After each wake window, your baby will need another nap. This means most 2-month-olds take at least four or five naps a day, though some take more. Nap length varies wildly at this age. Some naps last 20 minutes, others stretch to two hours, and both are normal. Don’t worry about creating a rigid nap schedule yet. Following your baby’s sleepy cues and wake windows will serve you better than watching the clock.

How to Spot Sleepy Cues

Catching the window between “getting tired” and “overtired” is one of the most useful skills at this stage. Early sleepy cues include yawning, droopy eyelids, staring into the distance, and turning away from stimulation like sounds, lights, or your face. You might also notice furrowed brows, fist clenching, ear pulling, or finger sucking. Some babies make a sound sometimes called “grizzling,” a low, prolonged whine that doesn’t quite escalate into crying.

If you miss these signals, your baby can tip into overtiredness, which paradoxically makes it harder, not easier, to fall asleep. When babies get too tired, their bodies release a surge of cortisol and adrenaline that amps them up instead of calming them down. An overtired baby often cries louder and more frantically than usual and may even start sweating from the stress hormones. If this happens, don’t panic. A dark, quiet room with gentle rocking or feeding can help bring them back down. Next time, try starting the nap routine about 10 minutes earlier.

Nighttime Sleep at 2 Months

Most of your baby’s longest sleep stretches will happen at night, even if “long” still means 5 or 6 hours. A typical night might look like a longer initial stretch after bedtime, followed by one or two wake-ups for feeding, then shorter stretches until morning. The total nighttime sleep (including those wake-ups) often adds up to 8 to 10 hours.

Because the circadian rhythm is just forming, your baby may still confuse day and night occasionally. You can help reinforce the difference by keeping daytime bright and active, with normal household noise during wake windows, and making nighttime feeds as dim and boring as possible. Keep the lights low, skip the diaper change unless it’s necessary, and avoid stimulating play. Over the coming weeks, this contrast helps the brain learn when it’s time for long sleep versus short naps.

Safe Sleep Basics

The American Academy of Pediatrics guidelines, supported by the CDC, are straightforward. Place your baby on their back for every sleep, including naps. Use a firm, flat mattress in a safety-approved crib or bassinet with only a fitted sheet. Keep the sleep area in your room for at least the first 6 months.
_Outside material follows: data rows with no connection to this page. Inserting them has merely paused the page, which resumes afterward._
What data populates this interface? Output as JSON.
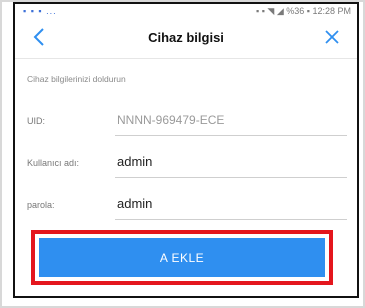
{
  "status_bar": {
    "left_icons": "▪ ▪ ▪ ...",
    "right_text": "▪ ▪ ◥ ◢ %36 ▪ 12:28 PM"
  },
  "header": {
    "title": "Cihaz bilgisi"
  },
  "form": {
    "section_label": "Cihaz bilgilerinizi doldurun",
    "fields": [
      {
        "label": "UID:",
        "value": "NNNN-969479-ECE"
      },
      {
        "label": "Kullanıcı adı:",
        "value": "admin"
      },
      {
        "label": "parola:",
        "value": "admin"
      }
    ]
  },
  "actions": {
    "add_label": "A EKLE"
  },
  "colors": {
    "accent": "#2f8ff0",
    "highlight": "#e4161d"
  }
}
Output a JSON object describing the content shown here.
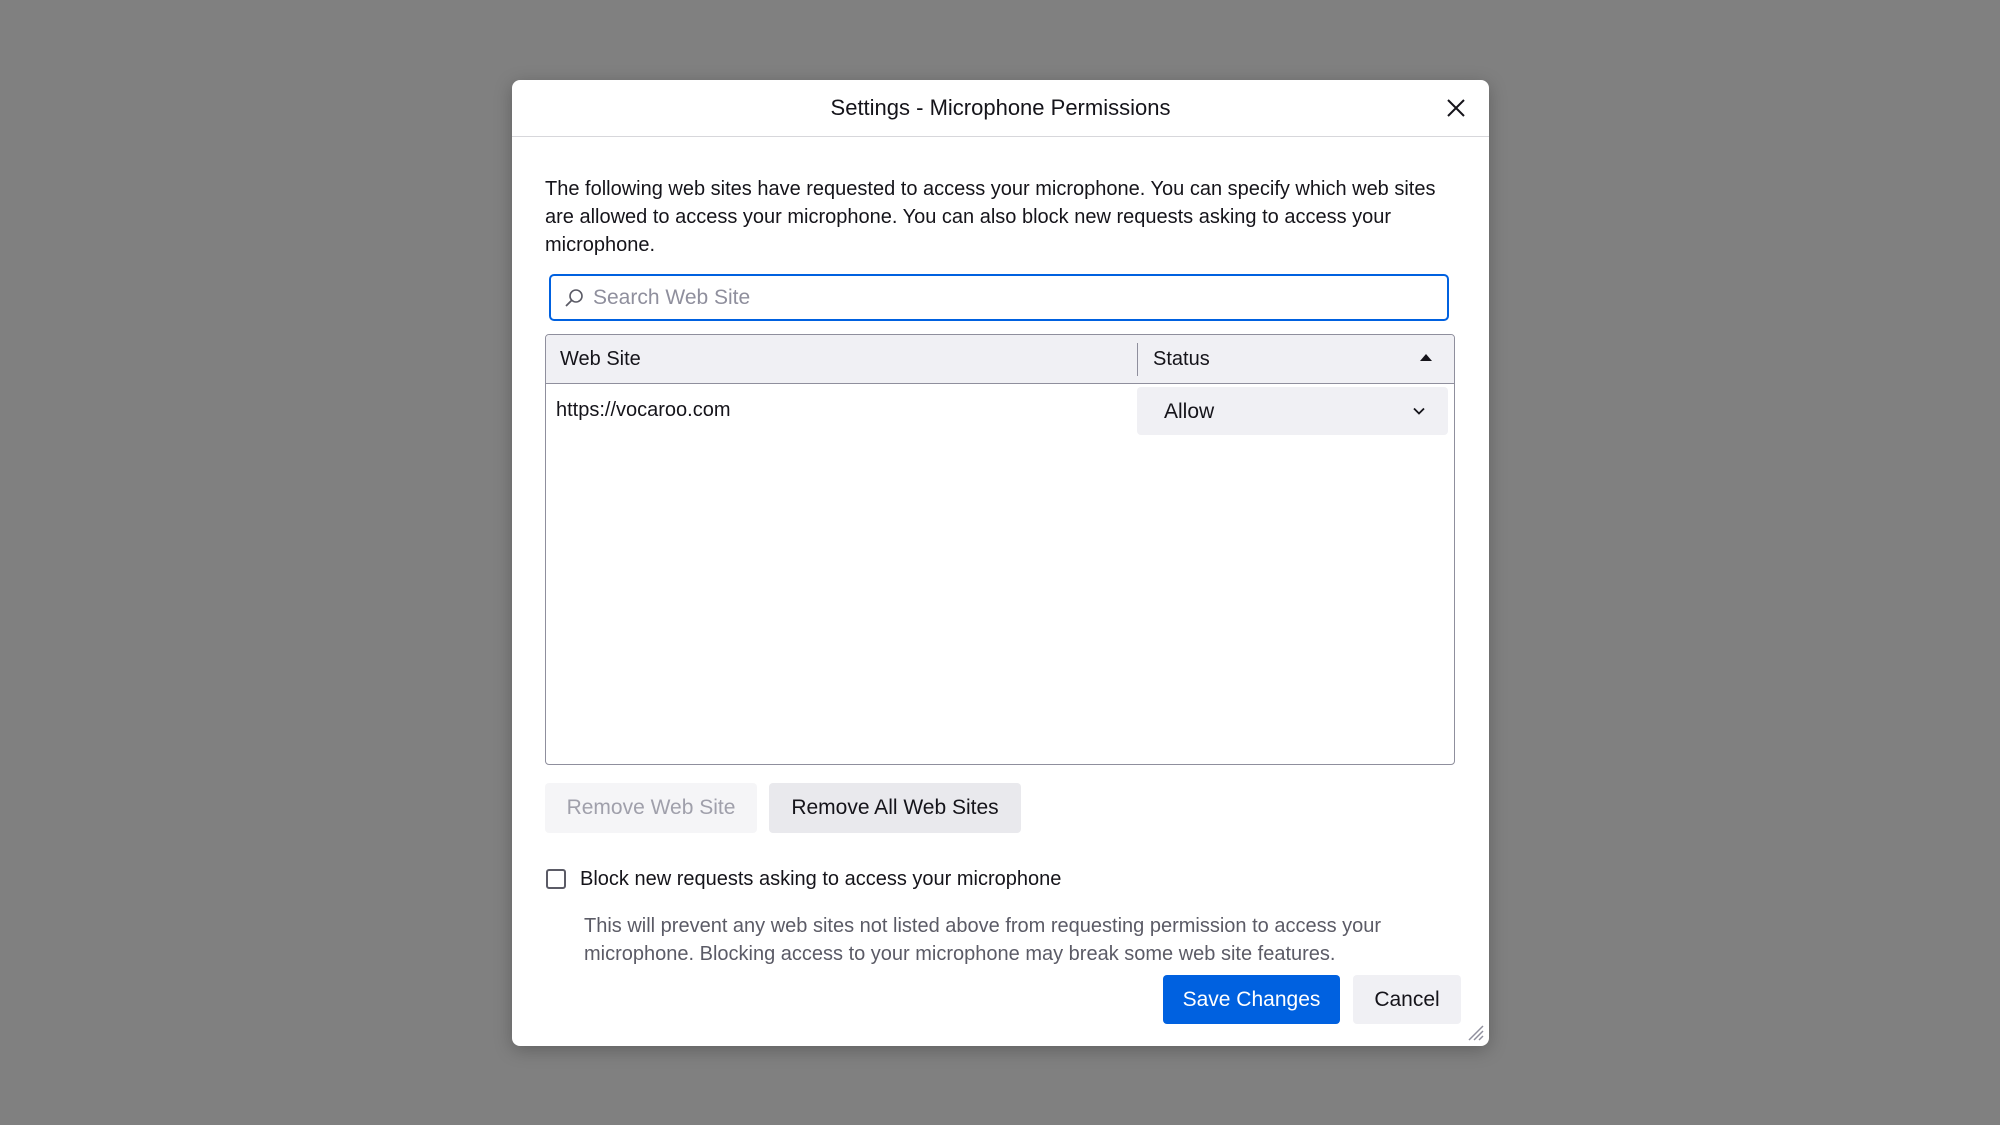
{
  "dialog": {
    "title": "Settings - Microphone Permissions",
    "intro": "The following web sites have requested to access your microphone. You can specify which web sites are allowed to access your microphone. You can also block new requests asking to access your microphone."
  },
  "search": {
    "placeholder": "Search Web Site",
    "value": "",
    "icon": "search-icon"
  },
  "table": {
    "columns": [
      "Web Site",
      "Status"
    ],
    "sort_column": "Status",
    "sort_direction": "ascending",
    "rows": [
      {
        "site": "https://vocaroo.com",
        "status": "Allow"
      }
    ]
  },
  "buttons": {
    "remove": "Remove Web Site",
    "remove_all": "Remove All Web Sites",
    "save": "Save Changes",
    "cancel": "Cancel"
  },
  "block": {
    "label": "Block new requests asking to access your microphone",
    "checked": false,
    "description": "This will prevent any web sites not listed above from requesting permission to access your microphone. Blocking access to your microphone may break some web site features."
  },
  "colors": {
    "accent": "#0061e0",
    "backdrop": "#808080",
    "button_bg": "#f0f0f4"
  }
}
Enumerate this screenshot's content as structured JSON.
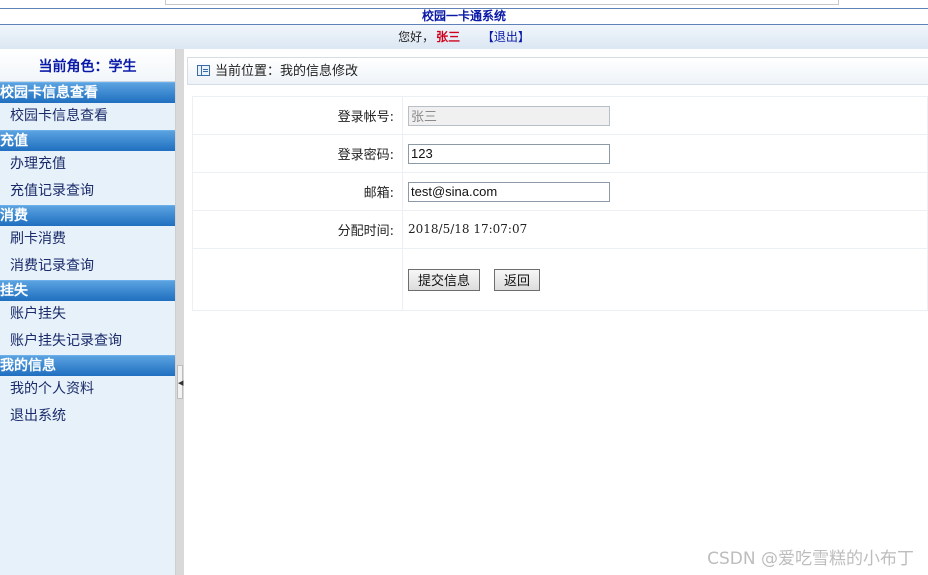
{
  "header": {
    "system_title": "校园一卡通系统",
    "greeting": "您好，",
    "username": "张三",
    "logout_label": "【退出】"
  },
  "sidebar": {
    "role_label": "当前角色：学生",
    "groups": [
      {
        "title": "校园卡信息查看",
        "items": [
          "校园卡信息查看"
        ]
      },
      {
        "title": "充值",
        "items": [
          "办理充值",
          "充值记录查询"
        ]
      },
      {
        "title": "消费",
        "items": [
          "刷卡消费",
          "消费记录查询"
        ]
      },
      {
        "title": "挂失",
        "items": [
          "账户挂失",
          "账户挂失记录查询"
        ]
      },
      {
        "title": "我的信息",
        "items": [
          "我的个人资料",
          "退出系统"
        ]
      }
    ],
    "collapse_glyph": "◀"
  },
  "main": {
    "breadcrumb": "当前位置：我的信息修改",
    "form": {
      "account_label": "登录帐号:",
      "account_value": "张三",
      "password_label": "登录密码:",
      "password_value": "123",
      "email_label": "邮箱:",
      "email_value": "test@sina.com",
      "assign_time_label": "分配时间:",
      "assign_time_value": "2018/5/18 17:07:07",
      "submit_label": "提交信息",
      "back_label": "返回"
    }
  },
  "watermark": "CSDN @爱吃雪糕的小布丁",
  "colors": {
    "title": "#0a1aa8",
    "username": "#d0021b",
    "group_header": "#1f6fc0",
    "sidebar_bg": "#e7f1f9"
  }
}
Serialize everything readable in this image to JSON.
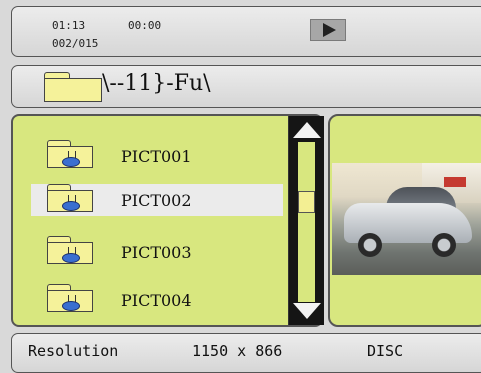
{
  "status": {
    "elapsed_time": "01:13",
    "total_time": "00:00",
    "track_counter": "002/015",
    "play_icon": "play-icon"
  },
  "path": {
    "folder_icon": "folder-icon",
    "text": "\\--11}-Fu\\"
  },
  "file_list": {
    "items": [
      {
        "label": "PICT001",
        "selected": false
      },
      {
        "label": "PICT002",
        "selected": true
      },
      {
        "label": "PICT003",
        "selected": false
      },
      {
        "label": "PICT004",
        "selected": false
      }
    ],
    "scroll_up_icon": "scroll-up-arrow-icon",
    "scroll_down_icon": "scroll-down-arrow-icon"
  },
  "preview": {
    "image": "car-photo-thumbnail"
  },
  "info": {
    "resolution_label": "Resolution",
    "resolution_value": "1150 x 866",
    "source": "DISC"
  },
  "colors": {
    "list_background": "#d8e77f",
    "folder_fill": "#f5f29a",
    "selection": "#ebebeb",
    "scrollbar": "#151515"
  }
}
Nothing else belongs in the crib: no blankets, pillows, bumper pads, or stuffed animals. If you’re worried about your baby getting cold, a wearable sleep sack is a safe alternative. Watch for signs of overheating, like sweating or a hot chest. Offering a pacifier at sleep times is also associated with reduced risk of sleep-related infant death. If you’re breastfeeding, it’s fine to wait until nursing is well established before introducing one.

When Sleep Seems Off

There’s a big range of normal at 2 months, and day-to-day variation is expected. One day your baby might nap beautifully; the next, every nap is a battle. Growth spurts, feeding changes, and developmental leaps all disrupt sleep temporarily.

What’s worth paying attention to is a change in your baby’s overall alertness during wake times. A healthy 2-month-old should have clear periods of being awake and engaged, making eye contact, responding to your voice, and showing interest in their surroundings. If your baby is consistently difficult to wake for feedings, seems limp or unresponsive when awake, or shows a sudden dramatic change in how much they sleep, those are signs worth calling your pediatrician about. The distinction between a sleepy baby and a lethargic one is responsiveness: a sleepy baby wakes up and engages, while a lethargic baby remains difficult to rouse and disinterested even after waking.